There are several issues at play here.
First, a database runs a large number of concurrent operations, each of
which only consumes a small amount of CPU. The high concurrency is need
to hide latency: disk latency, or the latency of contacting a remote
node. This means that the scheduler will need to switch contexts very
often. A kernel thread scheduler knows very little about the
application, so it has to switch a lot of context. A user level
scheduler is tightly bound to the application, so it can perform the
switching faster. There are also implications on the concurrency
primitives in use (locks etc.) -- they will be much faster for the
user-level scheduler, because they cooperate with the scheduler. For
example, no atomic read-modify-write instructions need to be executed.

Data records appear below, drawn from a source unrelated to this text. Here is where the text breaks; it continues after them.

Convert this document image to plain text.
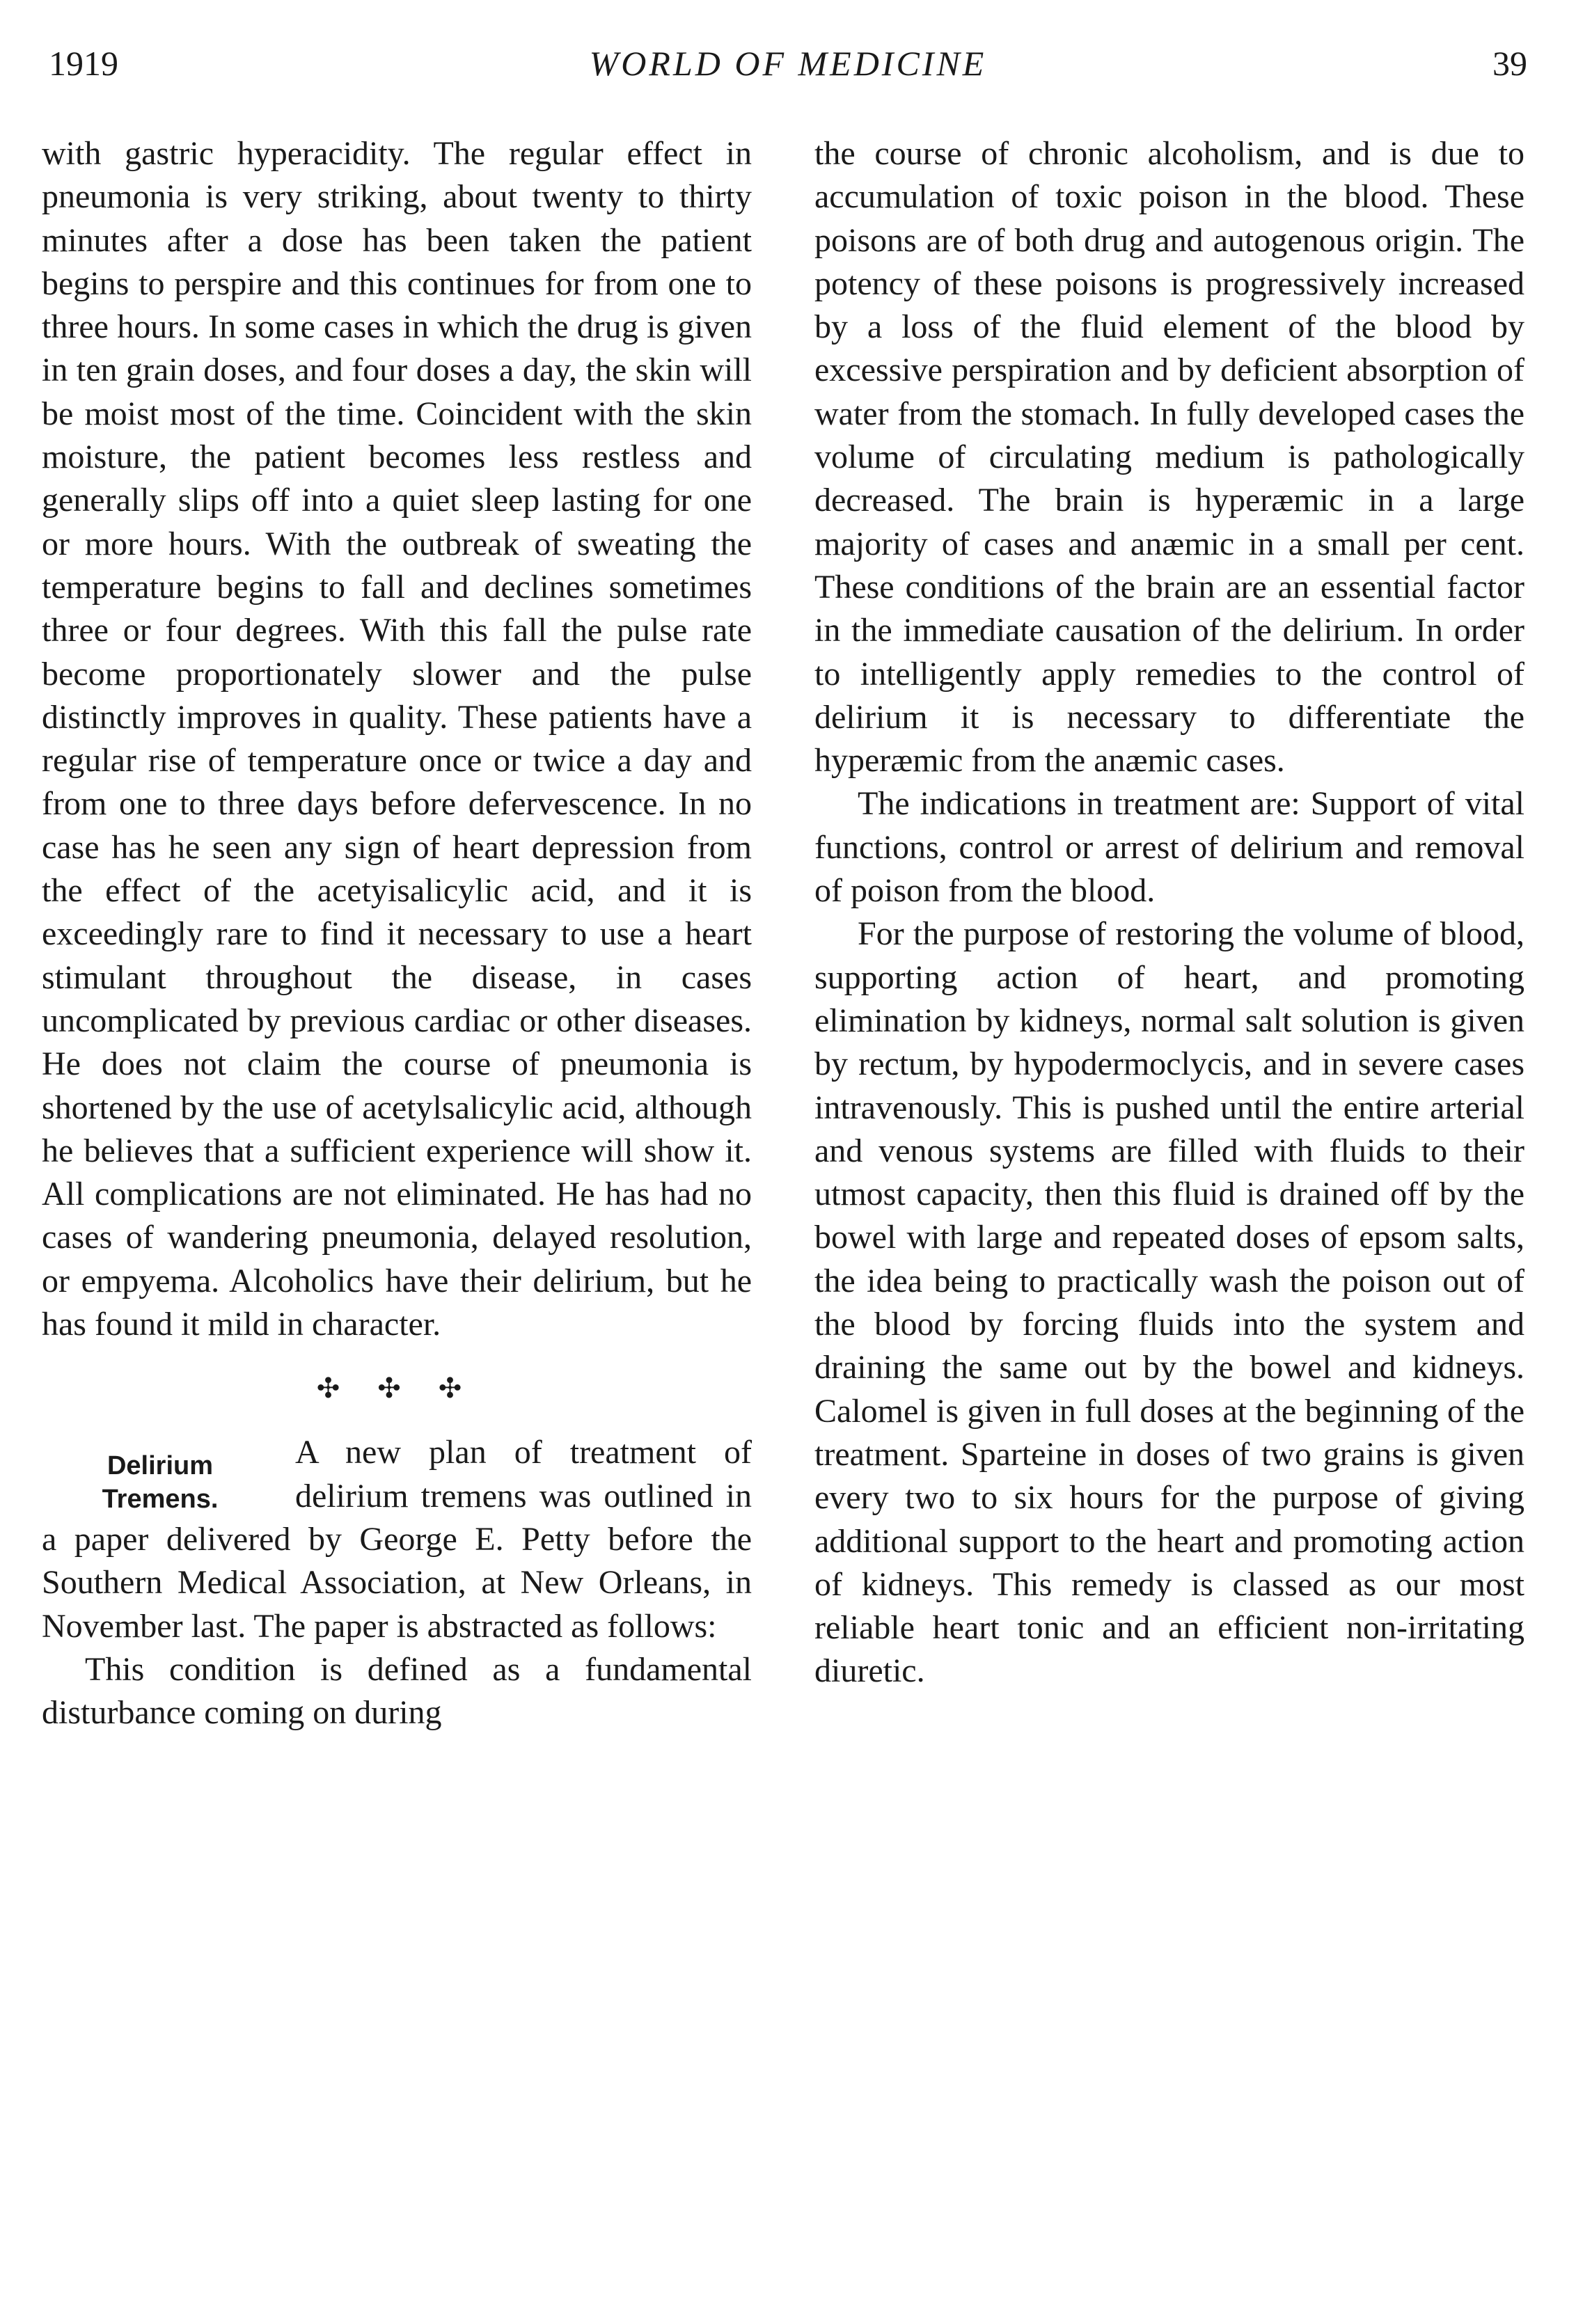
1919	WORLD OF MEDICINE	39

with gastric hyperacidity. The regular effect in pneumonia is very striking, about twenty to thirty minutes after a dose has been taken the patient begins to perspire and this continues for from one to three hours. In some cases in which the drug is given in ten grain doses, and four doses a day, the skin will be moist most of the time. Coincident with the skin moisture, the patient becomes less restless and generally slips off into a quiet sleep lasting for one or more hours. With the outbreak of sweating the temperature begins to fall and declines sometimes three or four degrees. With this fall the pulse rate become proportionately slower and the pulse distinctly improves in quality. These patients have a regular rise of temperature once or twice a day and from one to three days before defervescence. In no case has he seen any sign of heart depression from the effect of the acetyisalicylic acid, and it is exceedingly rare to find it necessary to use a heart stimulant throughout the disease, in cases uncomplicated by previous cardiac or other diseases. He does not claim the course of pneumonia is shortened by the use of acetylsalicylic acid, although he believes that a sufficient experience will show it. All complications are not eliminated. He has had no cases of wandering pneumonia, delayed resolution, or empyema. Alcoholics have their delirium, but he has found it mild in character.

✣ ✣ ✣
Delirium
Tremens.

A new plan of treatment of delirium tremens was outlined in a paper delivered by George E. Petty before the Southern Medical Association, at New Orleans, in November last. The paper is abstracted as follows:

This condition is defined as a fundamental disturbance coming on during

the course of chronic alcoholism, and is due to accumulation of toxic poison in the blood. These poisons are of both drug and autogenous origin. The potency of these poisons is progressively increased by a loss of the fluid element of the blood by excessive perspiration and by deficient absorption of water from the stomach. In fully developed cases the volume of circulating medium is pathologically decreased. The brain is hyperæmic in a large majority of cases and anæmic in a small per cent. These conditions of the brain are an essential factor in the immediate causation of the delirium. In order to intelligently apply remedies to the control of delirium it is necessary to differentiate the hyperæmic from the anæmic cases.

The indications in treatment are: Support of vital functions, control or arrest of delirium and removal of poison from the blood.

For the purpose of restoring the volume of blood, supporting action of heart, and promoting elimination by kidneys, normal salt solution is given by rectum, by hypodermoclycis, and in severe cases intravenously. This is pushed until the entire arterial and venous systems are filled with fluids to their utmost capacity, then this fluid is drained off by the bowel with large and repeated doses of epsom salts, the idea being to practically wash the poison out of the blood by forcing fluids into the system and draining the same out by the bowel and kidneys. Calomel is given in full doses at the beginning of the treatment. Sparteine in doses of two grains is given every two to six hours for the purpose of giving additional support to the heart and promoting action of kidneys. This remedy is classed as our most reliable heart tonic and an efficient non-irritating diuretic.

Second, how many (kernel) threads should you run? If you run too few
threads, then you will not be able to saturate the CPU resources. This
is a common problem with Cassandra -- it's very hard to get it to
consume all of the CPU power on even a moderately large machine. On the
other hand, if you have too many threads, you will see latency rise very
quickly, because kernel scheduling granularity is on the order of
milliseconds. User-level scheduling, because it leaves control in the
hand of the application, allows you to both saturate the CPU and
maintain low latency.
There are other factors, like NUMA-friendliness, but in the end it all
boils down to efficiency and control.
None of this is new btw, it's pretty common in the storage world.
Avi
On 03/11/2017 11:18 PM, Kant Kodali wrote:
Here is the Java version http://docs.paralleluniverse.co/quasar/ but I
still don't see how user level scheduling can be beneficial (This is a
well debated problem)? How can this add to the performance? or say why
is user level scheduling necessary Given the Thread per core design
and the callback mechanism?
On Sat, Mar 11, 2017 at 12:51 PM, Avi Kivity <a...@scylladb.com
<mailto:a...@scylladb.com>> wrote:
Scylla uses a the seastar framework, which provides for both
user-level thread scheduling and simple run-to-completion tasks.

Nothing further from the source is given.